Has my hon. Friend any comparisons on statistics for street crimes between this country and France and Germany, especially in view of the new crime that appears to be gaining prevalence in south London, called steaming, where gangs of 30 of more attack people on buses and in shops and rob everybody in sight?
I do not have the figures on street crime at my fingertips because the lock on my Red Box jammed and it was only with the help of the policeman behind the Chair and a screwdriver that I was able to open it for 2.30 pm. I shall write to my hon. Friend with those details. I know that one of the main aims of the Metropolitan police force is to stamp out as vigorously as possible those forms of violent crime, and the courts have available an equally vigorous range of penalties to punish those who are convicted.
I welcome the Minister to his new job. Will he confirm that in the matter of non-violent crime England and Wales are somewhere near the top of the international league? For example, does he know that there is a burglary every 34 seconds and an act of theft or of handling stolen goods every 16 seconds? What is he going to do about that?
I must begin by reciprocating the welcome. I am delighted to congratulate the hon.

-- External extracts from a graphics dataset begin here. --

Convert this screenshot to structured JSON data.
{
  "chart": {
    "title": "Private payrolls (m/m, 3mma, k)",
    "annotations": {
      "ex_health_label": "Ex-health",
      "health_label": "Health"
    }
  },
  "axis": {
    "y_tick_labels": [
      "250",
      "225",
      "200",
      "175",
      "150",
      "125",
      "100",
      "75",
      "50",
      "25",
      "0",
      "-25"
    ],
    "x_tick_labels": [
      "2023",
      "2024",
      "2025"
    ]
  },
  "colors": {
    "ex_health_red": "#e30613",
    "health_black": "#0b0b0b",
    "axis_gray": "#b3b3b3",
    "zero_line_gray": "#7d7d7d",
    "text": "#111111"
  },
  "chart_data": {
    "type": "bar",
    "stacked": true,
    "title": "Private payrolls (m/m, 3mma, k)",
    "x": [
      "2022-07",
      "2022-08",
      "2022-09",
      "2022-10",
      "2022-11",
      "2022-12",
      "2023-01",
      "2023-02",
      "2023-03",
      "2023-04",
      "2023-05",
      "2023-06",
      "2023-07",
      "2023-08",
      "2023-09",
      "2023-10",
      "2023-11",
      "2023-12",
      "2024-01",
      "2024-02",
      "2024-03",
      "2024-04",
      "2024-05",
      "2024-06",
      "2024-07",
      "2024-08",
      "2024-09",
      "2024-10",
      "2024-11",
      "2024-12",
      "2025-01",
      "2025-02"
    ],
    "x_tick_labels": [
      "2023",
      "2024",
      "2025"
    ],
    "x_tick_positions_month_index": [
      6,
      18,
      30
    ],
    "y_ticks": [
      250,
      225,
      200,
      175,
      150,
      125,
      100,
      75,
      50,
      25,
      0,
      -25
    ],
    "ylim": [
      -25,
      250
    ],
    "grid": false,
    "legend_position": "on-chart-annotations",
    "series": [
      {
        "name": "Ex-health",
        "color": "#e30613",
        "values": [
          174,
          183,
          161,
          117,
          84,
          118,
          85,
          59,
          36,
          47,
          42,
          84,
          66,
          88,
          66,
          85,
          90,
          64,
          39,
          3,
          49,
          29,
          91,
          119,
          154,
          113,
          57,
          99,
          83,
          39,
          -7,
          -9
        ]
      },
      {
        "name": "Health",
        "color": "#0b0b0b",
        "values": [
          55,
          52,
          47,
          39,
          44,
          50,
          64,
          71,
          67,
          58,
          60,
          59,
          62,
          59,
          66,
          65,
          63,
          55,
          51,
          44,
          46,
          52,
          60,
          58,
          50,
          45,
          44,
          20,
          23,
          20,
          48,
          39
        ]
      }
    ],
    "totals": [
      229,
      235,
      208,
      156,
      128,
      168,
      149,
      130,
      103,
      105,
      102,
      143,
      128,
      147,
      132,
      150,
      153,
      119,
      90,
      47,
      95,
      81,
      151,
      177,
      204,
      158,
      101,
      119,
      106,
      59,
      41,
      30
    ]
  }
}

Gentleman on his important post. I had not read about it. I hope that we have the same—[Interruption.] The hon. Gentleman is indicating that it may be only temporary.
It is undoubtedly the case that the majority of crime in this country lends itself not to police detection hut to public prevention. Indeed, about 20 per cent. of all burglaries take place in houses which have unlocked doors or unfastened windows.
Is it not high time that we introduced legislation to prevent the sale of knives to under 18-yearolds? Does my hon. Friend recall that at one time there was great concern about the sale and use of flick-knives? That was abolished with great success. We cannot sell cigarettes to under 16-year-olds, we cannot sell liquor to under 18-year-olds, so why should they be able to buy knives?